BRUSSELS – Today, on 10 October, the European Parliament hosted an exchange of views with Nikola Dimitrov, Foreign Minister of Macedonia. David McAllister, Chair of the AFET Committee, led the discussion.
Dimitrov delivered a speech on the implementation of key reforms in Macedonia. He started saying that the elections held in December gave a new face to the country.
“We are now more mature and we will build a genuine European democracy,” stated Dimitrov.
He expresses the will of the new government “to have media that are free because we need informed citizens, to have courts and judges that are independent and free of political interferes. We want a Parliament that it is functional.”
He also underlined the importance of reforms that secure the rule of law.
In terms of foreign policy, he showed the will to join NATO and to have good relationships with the neighbours.
Dimitrov said that “the primary tasks of foreign policy are to solve problems, to open doors, to build bridges and to invest in friendship”.
A primary goal is to join the EU but as Dimitrov stated “not for the sake of joining but for the sake of making of Macedonia a European democracy.”
He added that the region of the Balkans is such an integral part of European security.
“I am here to try to convince you that it is worth investing in our region, it is good for us but it is good also for Europe,” stated Dimitrov.
He talked about regional issues, stating that “we believe that the primary tasks of foreign policy are to solve problems, to open doors, and to build bridges and to invest in friendship.” In the Western Balkans “we need a realistic and tangible European perspective and we need tangible and serious reforms.”
He referred to the Thessaloniki meeting held on 5 October 2017, saying that this meeting was very important in “building trust, confidence-building measures, establishing good relations with Minister Kotzias.” (Nikos Kotzias, Minister of Foreign Affairs of Greece)
“We are fully aware that we cannot fight away in by making Greece an adversary, we have to talk our way in, and start a process to get even closer, and be a close friend and a future allay with Greece. […] I really think that it will be to the benefits of our citizens to work on understanding and friendships.
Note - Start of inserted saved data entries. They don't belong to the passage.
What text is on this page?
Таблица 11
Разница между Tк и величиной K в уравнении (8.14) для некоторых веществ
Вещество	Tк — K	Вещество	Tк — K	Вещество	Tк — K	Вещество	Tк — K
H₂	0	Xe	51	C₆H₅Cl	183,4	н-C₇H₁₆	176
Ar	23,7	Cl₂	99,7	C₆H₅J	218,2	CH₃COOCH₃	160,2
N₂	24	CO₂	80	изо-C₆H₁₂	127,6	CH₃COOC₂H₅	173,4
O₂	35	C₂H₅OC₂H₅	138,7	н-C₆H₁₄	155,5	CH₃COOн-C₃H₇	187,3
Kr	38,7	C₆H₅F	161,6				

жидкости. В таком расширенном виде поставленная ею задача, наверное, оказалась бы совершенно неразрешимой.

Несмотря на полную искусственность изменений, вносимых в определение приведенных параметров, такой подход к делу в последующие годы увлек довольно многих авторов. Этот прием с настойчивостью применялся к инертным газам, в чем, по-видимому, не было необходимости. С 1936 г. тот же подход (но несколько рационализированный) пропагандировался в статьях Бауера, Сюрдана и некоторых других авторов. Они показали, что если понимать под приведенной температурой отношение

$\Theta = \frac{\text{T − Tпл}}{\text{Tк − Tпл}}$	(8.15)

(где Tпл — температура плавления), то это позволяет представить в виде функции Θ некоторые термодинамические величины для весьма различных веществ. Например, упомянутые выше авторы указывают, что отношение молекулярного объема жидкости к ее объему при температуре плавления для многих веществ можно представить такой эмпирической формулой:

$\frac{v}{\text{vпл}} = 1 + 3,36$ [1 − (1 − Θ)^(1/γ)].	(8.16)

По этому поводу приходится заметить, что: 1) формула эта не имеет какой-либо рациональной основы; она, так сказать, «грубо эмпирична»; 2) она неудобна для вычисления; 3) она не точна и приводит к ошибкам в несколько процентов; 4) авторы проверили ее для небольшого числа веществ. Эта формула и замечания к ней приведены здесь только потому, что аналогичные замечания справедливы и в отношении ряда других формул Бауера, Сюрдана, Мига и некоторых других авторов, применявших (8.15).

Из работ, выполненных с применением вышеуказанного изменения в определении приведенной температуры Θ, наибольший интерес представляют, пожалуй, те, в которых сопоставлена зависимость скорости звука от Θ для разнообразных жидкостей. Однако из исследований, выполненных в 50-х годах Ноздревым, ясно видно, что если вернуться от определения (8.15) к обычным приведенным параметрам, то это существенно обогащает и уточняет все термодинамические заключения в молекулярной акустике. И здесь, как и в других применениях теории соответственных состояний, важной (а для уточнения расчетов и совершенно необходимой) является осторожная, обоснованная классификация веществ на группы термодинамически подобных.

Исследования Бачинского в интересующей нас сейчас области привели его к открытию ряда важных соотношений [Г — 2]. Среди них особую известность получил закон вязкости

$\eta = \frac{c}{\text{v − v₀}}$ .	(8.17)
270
We have to try to change the perspective on how we see this issue, and try to find a way where both countries feel comfortable.”
The Thessaloniki meeting that included also Albania and Bulgaria was for Dimitrov a way “to try to invest in a positive vision for the region, to find issues that connect us, and to become future European allies.”
“Hopefully, there is a lesson here for Europe and for the broader international community, because my country was locked in a waiting room for several years, and this is not a sustainable positive strategy to make it”, said Dimitrov.
Now “the country is more optimistic about its future, the support of European integration has increased up to 77%. About 60% of the citizens support the policies of the new government. We now have to deliver the hope, this is our goal.”
He concluded addressing to the European Institutions.
“Please, think about my country as a country of opportunity now and not as a country of crisis. It is probably a chance for Europe to show that not only it can help out a negative dynamic, but it can also help to create a positive result. If there is a region where Europe can make a real difference is definitely the region of the Western Balkans. Our future is with you and it is time for us to step it up and it is time for you to be more engaged with us,” stated Dimitrov.